O termo "pulsão de morte" foi cunhado por Freud e relaciona-se ao polo oposto à "pulsão de vida". O significado da pulsão de morte diz respeito a tudo o que tenha o condão de desviar, prejudicar, atenuar, obstar ou reter o desenvolvimento natural da vida (pulsão de vida). Nesse sentido, haveria pulsão de morte na ocorrência de conflitos, nas compulsões ou em todas as atividades que levem ao deterioramento da vida, em qualquer dos planos existenciais humanos.
A morte, em si, enquanto fenômeno natural, não reflete uma pulsão ocorrida. Mas o aceleramento voluntário da morte estaria indicando a existência da pulsão de morte na manifestação psicossomática do indivíduo.
Isso pode decorrer de processos inconscientes, baseados em fantasias patológicas construídas no desenvolvimento do indivíduo. As pulsões de morte refletem um autoengano, pela formatação incorreta do afeto e do uso das energias da vida (libido).
Há pulsões de morte na autosabotagem afetiva e profissional, assim como há pulsões de morte contra o próprio corpo, na profusão de doenças cuja origem é psicossomática, no uso de drogas, no sexo inseguro, nos prazer pelas atividades de risco ou ilegalidade.
A pergunta é, porque o indivíduo quer morrer?
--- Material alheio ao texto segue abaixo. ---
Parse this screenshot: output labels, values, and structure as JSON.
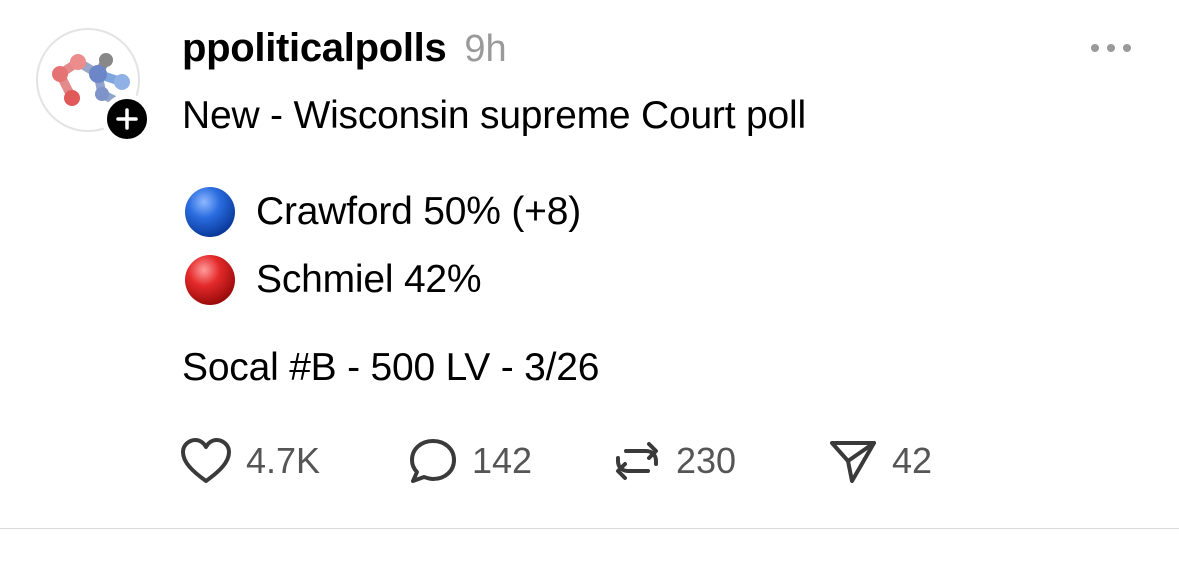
{
  "post": {
    "author": {
      "username": "ppoliticalpolls",
      "time_ago": "9h",
      "avatar_icon": "molecule-logo-icon",
      "follow_icon": "plus-icon"
    },
    "text": {
      "headline": "New - Wisconsin supreme Court poll",
      "options": [
        {
          "marker": "blue-circle",
          "color": "#1f5fd6",
          "text": "Crawford 50% (+8)"
        },
        {
          "marker": "red-circle",
          "color": "#d81d1d",
          "text": "Schmiel 42%"
        }
      ],
      "source": "Socal #B - 500 LV - 3/26"
    },
    "actions": {
      "like_count": "4.7K",
      "comment_count": "142",
      "repost_count": "230",
      "share_count": "42"
    },
    "menu_icon": "more-options-icon"
  }
}
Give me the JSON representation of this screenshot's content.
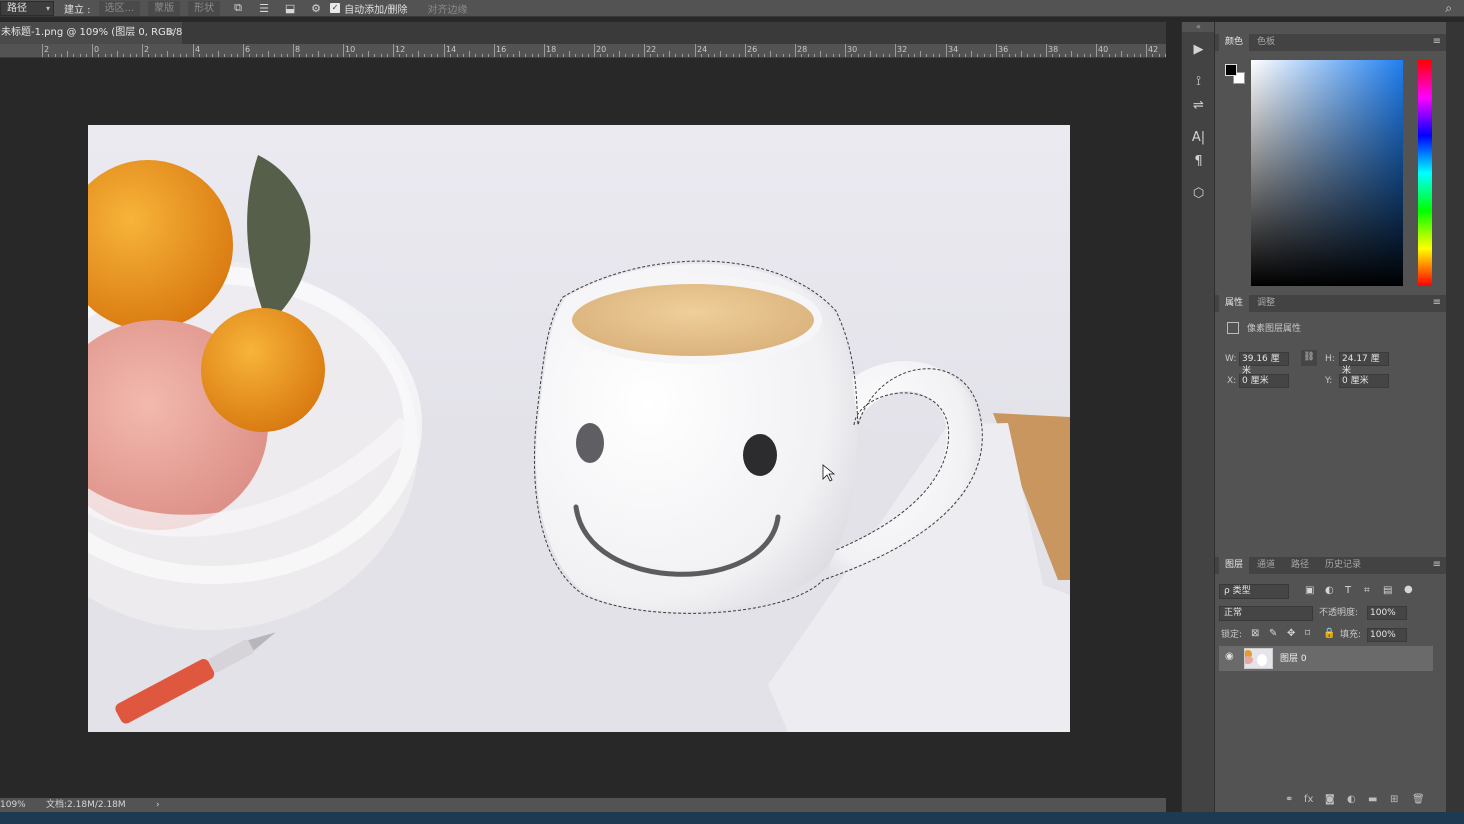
{
  "options_bar": {
    "mode_select": "路径",
    "build_label": "建立 :",
    "btn_selection": "选区...",
    "btn_mask": "蒙版",
    "btn_shape": "形状",
    "auto_add_label": "自动添加/删除",
    "align_edges_label": "对齐边缘"
  },
  "document": {
    "tab_title": "未标题-1.png @ 109% (图层 0, RGB/8) *",
    "close": "×"
  },
  "ruler": {
    "labels": [
      "2",
      "0",
      "2",
      "4",
      "6",
      "8",
      "10",
      "12",
      "14",
      "16",
      "18",
      "20",
      "22",
      "24",
      "26",
      "28",
      "30",
      "32",
      "34",
      "36",
      "38",
      "40",
      "42"
    ]
  },
  "status": {
    "zoom": "109%",
    "doc_size": "文档:2.18M/2.18M",
    "arrow": "›"
  },
  "panels": {
    "color": {
      "tabs": [
        "颜色",
        "色板"
      ],
      "active": 0,
      "foreground": "#000000",
      "background": "#ffffff"
    },
    "properties": {
      "tabs": [
        "属性",
        "调整"
      ],
      "active": 0,
      "title": "像素图层属性",
      "w_label": "W:",
      "w_value": "39.16 厘米",
      "h_label": "H:",
      "h_value": "24.17 厘米",
      "x_label": "X:",
      "x_value": "0 厘米",
      "y_label": "Y:",
      "y_value": "0 厘米"
    },
    "layers": {
      "tabs": [
        "图层",
        "通道",
        "路径",
        "历史记录"
      ],
      "active": 0,
      "filter_kind": "ρ 类型",
      "blend_mode": "正常",
      "opacity_label": "不透明度:",
      "opacity_value": "100%",
      "lock_label": "锁定:",
      "fill_label": "填充:",
      "fill_value": "100%",
      "layer_name": "图层 0"
    }
  },
  "icons": {
    "menu": "≡",
    "eye": "👁",
    "link": "⛓",
    "caret": "⌄",
    "search": "⌕",
    "play": "▶",
    "type": "A|",
    "paragraph": "¶",
    "cube": "⬡"
  },
  "colors": {
    "ui_dark": "#282828",
    "ui_mid": "#535353",
    "panel": "#434343",
    "accent": "#1d3a52"
  }
}
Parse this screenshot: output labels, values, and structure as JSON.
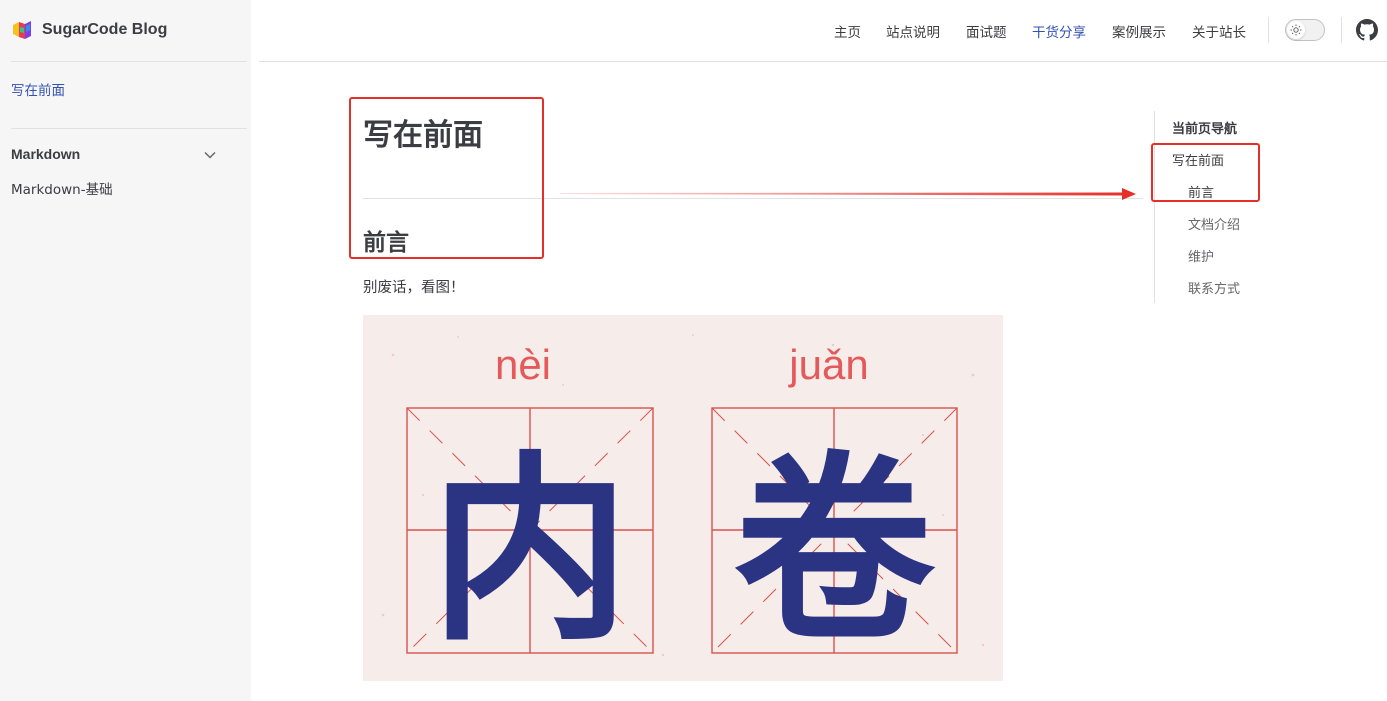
{
  "brand": {
    "name": "SugarCode Blog",
    "logo_icon": "color-cube-logo"
  },
  "sidebar": {
    "top_link": "写在前面",
    "group": {
      "title": "Markdown",
      "items": [
        "Markdown-基础"
      ]
    }
  },
  "nav": {
    "items": [
      "主页",
      "站点说明",
      "面试题",
      "干货分享",
      "案例展示",
      "关于站长"
    ],
    "active": "干货分享",
    "theme_toggle_icon": "sun-icon",
    "github_icon": "github-icon"
  },
  "article": {
    "title": "写在前面",
    "section": "前言",
    "paragraph": "别废话，看图！",
    "image": {
      "pinyin_left": "nèi",
      "pinyin_right": "juǎn",
      "char_left": "内",
      "char_right": "卷"
    }
  },
  "outline": {
    "title": "当前页导航",
    "items": [
      "写在前面",
      "前言",
      "文档介绍",
      "维护",
      "联系方式"
    ]
  },
  "colors": {
    "accent": "#3451b2",
    "annotation": "#e5302a",
    "hero_char": "#2b3483",
    "hero_grid": "#d9534f"
  }
}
A resposta, por qualquer pessoa em equilíbrio mental, seria pela negativa, que preza a vida e que aproveitar ao máximo a sua ocorrência.
Não obstante isso, vários indicadores podem demonstrar que, embora conscientemente a pessoa queria ser feliz, realizada e satisfeita, no seu inconsciente existe alguma fantasia voltada a sua própria destruição.
Paradoxalmente, a coisa se inverte em face do paciente terminal que, em razão do curso natural da doença, cujo desfecho se aproxima, não conta mais com a noção de infinitude da vida. Passa agora, a contar com a certeza da finitude e, com isso, terá de se confrontar com a partida iminente.
Nesses casos, a pulsão de morte será vivenciada nas primeiras fases do paciente terminal, especialmente na fase da negação, na fase da raiva e da depressão, quando o paciente nega o processo em curso e externaliza sua agressividade pela ocorrência ou desiste de tudo. Demandará aqui, nessas fases, tempo precioso de sua finitude em curso.
Já a pulsão de vida reaparece nas fases da barganha e na fase da aceitação, quando o paciente começa a se adaptar ao processo, tentando estabelecer uma negociação com a vida e valorizando cada oportunidade obtida, até o avanço à última fase do processo, a qual nem todos adentram.
A pulsão de vida na fase da aceitação requer a superação de demais fases. Aqui o paciente adquiri uma visão de conjunto sobre seu fenômeno existencial e passa a entender a importância de finalizar seus processos atuais.
Surge o desapego, a consciência da missão cumprida, a percepção da espiritualidade e, com isso, dentro de um equilíbrio mental saudável, haverá espaço para as determinações de última vontade (testamento vital, testamento patrimonial, antecipação de herança), assim como para as recomposições e as despedidas.
O tempo nessa última fase, já não é mais tão importante quanto aos atos em curso, pois o processo de partida já se iniciou e terá seu andamento. Assim, revelará a pulsão de vida a capacidade do paciente enfrentar conscientemente sua condição humana nesse momento. Pulsão de vida porque reassume o controle de sua vida, a partir do controle das condições de sua partida.
Nesse sentido, orientar o paciente à consciência sobre a existência das pulsões e sua necessidade de enfrentamento é o primeiro passo para que em algum momento se possa chegar à fase da aceitação da partida, com a consequente inicialização dos processos de passagem, essenciais para a melhor partida possível.